If the market state were fixed (e.g., always Market State 1), the optimal policy would favor producing Product A heavily due to its consistently higher reward.

However, because the market changes randomly each day, the policy learned using dynamic programming becomes adaptive. It accounts for both possibilities and spreads risk—choosing more flexible or balanced production when uncertainty is high.

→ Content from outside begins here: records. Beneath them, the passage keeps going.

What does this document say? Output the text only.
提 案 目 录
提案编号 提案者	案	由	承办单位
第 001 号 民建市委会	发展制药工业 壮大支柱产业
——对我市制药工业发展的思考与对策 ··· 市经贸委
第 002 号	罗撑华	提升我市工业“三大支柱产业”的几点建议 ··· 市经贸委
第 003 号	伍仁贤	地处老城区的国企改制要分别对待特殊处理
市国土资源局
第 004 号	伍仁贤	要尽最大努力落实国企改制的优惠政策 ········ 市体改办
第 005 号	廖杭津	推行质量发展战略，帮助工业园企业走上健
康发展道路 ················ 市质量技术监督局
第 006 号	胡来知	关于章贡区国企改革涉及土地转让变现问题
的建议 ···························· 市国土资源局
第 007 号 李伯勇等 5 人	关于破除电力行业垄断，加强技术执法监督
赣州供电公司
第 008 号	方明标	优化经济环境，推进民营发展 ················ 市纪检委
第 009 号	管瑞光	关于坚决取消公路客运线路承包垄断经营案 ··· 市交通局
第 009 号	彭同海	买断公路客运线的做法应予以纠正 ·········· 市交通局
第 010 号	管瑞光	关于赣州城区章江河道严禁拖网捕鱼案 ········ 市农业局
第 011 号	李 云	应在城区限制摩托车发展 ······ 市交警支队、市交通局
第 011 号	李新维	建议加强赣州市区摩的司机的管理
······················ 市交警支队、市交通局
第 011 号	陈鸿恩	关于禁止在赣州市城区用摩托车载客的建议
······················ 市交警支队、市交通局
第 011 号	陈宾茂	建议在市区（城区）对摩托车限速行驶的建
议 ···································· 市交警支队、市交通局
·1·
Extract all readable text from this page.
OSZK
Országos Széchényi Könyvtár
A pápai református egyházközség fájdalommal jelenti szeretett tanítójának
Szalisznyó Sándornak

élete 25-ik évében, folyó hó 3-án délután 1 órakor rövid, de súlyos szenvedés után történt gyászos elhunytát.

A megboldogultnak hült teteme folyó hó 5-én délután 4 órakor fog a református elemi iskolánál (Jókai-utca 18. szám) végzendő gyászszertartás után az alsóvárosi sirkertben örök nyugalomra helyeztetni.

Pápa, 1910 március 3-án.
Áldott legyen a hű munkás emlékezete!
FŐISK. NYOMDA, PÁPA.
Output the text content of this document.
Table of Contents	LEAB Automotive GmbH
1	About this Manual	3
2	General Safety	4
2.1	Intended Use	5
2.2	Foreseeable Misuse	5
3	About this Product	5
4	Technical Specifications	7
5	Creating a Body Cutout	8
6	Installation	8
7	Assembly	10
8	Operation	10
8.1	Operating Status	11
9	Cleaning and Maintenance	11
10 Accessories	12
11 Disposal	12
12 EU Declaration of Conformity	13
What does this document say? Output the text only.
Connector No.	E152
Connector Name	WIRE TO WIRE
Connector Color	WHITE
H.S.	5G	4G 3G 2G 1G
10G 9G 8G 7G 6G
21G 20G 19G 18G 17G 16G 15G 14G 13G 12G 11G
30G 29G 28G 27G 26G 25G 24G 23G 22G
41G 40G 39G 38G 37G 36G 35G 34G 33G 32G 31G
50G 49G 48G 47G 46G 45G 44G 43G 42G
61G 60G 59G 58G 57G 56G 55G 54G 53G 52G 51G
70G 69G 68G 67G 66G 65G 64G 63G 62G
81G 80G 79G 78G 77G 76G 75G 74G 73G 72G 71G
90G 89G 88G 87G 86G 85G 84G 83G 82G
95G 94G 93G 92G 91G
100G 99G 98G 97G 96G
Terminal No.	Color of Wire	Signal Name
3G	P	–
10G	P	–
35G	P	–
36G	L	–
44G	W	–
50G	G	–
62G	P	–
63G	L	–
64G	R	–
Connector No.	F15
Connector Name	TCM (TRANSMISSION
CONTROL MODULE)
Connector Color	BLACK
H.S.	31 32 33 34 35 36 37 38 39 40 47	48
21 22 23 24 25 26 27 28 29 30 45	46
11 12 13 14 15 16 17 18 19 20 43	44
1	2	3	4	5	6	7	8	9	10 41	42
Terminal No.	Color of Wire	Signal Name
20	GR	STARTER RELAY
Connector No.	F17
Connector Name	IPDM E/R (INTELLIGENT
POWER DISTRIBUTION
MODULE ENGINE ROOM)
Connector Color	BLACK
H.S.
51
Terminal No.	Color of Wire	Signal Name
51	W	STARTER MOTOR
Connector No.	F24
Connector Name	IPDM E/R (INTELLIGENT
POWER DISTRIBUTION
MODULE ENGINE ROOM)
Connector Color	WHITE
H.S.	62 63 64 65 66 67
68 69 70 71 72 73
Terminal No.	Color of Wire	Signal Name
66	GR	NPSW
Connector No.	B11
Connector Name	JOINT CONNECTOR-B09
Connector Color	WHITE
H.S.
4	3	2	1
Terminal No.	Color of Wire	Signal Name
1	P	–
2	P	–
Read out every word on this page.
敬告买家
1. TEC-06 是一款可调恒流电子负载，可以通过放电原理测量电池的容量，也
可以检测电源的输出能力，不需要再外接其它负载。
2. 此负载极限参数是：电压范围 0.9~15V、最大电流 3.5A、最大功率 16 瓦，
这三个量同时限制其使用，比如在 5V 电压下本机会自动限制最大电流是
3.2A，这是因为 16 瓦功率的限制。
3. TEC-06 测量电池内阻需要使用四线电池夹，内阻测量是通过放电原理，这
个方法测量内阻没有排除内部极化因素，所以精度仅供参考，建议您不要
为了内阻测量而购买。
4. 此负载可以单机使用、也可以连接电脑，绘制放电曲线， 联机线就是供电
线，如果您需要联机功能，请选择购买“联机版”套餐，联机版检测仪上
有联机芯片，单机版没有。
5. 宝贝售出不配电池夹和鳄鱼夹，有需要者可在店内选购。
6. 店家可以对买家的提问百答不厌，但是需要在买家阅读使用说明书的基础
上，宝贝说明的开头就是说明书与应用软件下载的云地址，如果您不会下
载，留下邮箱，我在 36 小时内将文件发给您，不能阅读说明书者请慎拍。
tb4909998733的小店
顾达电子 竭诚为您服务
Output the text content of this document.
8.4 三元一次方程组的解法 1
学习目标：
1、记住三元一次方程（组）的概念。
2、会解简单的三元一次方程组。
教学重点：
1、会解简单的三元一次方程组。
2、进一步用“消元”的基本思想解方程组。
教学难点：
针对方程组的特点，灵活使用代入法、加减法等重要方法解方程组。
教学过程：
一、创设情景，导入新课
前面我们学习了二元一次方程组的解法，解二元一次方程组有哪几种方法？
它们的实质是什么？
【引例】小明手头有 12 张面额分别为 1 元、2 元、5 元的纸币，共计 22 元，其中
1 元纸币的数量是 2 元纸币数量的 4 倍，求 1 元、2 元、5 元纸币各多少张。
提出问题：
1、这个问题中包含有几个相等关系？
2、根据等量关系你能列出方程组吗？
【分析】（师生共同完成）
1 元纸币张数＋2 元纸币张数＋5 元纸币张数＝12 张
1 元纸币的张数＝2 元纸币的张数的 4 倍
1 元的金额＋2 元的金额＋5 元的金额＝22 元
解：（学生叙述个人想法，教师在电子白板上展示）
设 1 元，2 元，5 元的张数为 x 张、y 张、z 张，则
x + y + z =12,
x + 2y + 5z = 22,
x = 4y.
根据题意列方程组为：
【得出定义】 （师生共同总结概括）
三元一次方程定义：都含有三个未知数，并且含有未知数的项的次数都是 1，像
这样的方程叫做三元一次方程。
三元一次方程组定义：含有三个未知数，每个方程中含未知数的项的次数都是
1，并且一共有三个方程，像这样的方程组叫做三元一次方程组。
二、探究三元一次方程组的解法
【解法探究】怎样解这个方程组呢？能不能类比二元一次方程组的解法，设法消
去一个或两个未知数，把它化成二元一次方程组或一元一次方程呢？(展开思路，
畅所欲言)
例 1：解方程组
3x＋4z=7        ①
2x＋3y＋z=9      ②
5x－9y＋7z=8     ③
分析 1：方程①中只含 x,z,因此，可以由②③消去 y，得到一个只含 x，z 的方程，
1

On the last day, the policy tends to be more aggressive, using up all available resources since there's no future to plan for. This is a clear indicator of the dynamic programming approach considering the finite time horizon in decision-making.



In [11]:
# --- Main Execution ---

env = SmartSupplierEnv()
V, policy = value_iteration(env)
simulate_policy(env, policy)
analyze_policy(policy, env)



Value iteration converged in 6 iterations.
Average total reward over 1000 runs: $122.49
Policy Analysis for Day 1 with 10 RM:
  Market State 1: Action → 3A and 0B
  Market State 2: Action → 0A and 5B

Policy behavior with low RM:
  RM = 0: Action → 0A and 0B
  RM = 1: Action → 0A and 0B
  RM = 2: Action → 0A and 0B
  RM = 3: Action → 0A and 0B
  RM = 4: Action → 2A and 0B
  RM = 5: Action → 2A and 0B

Policy on last day (Day 5):
  Market 1: Action → 3A and 0B
  Market 2: Action → 0A and 5B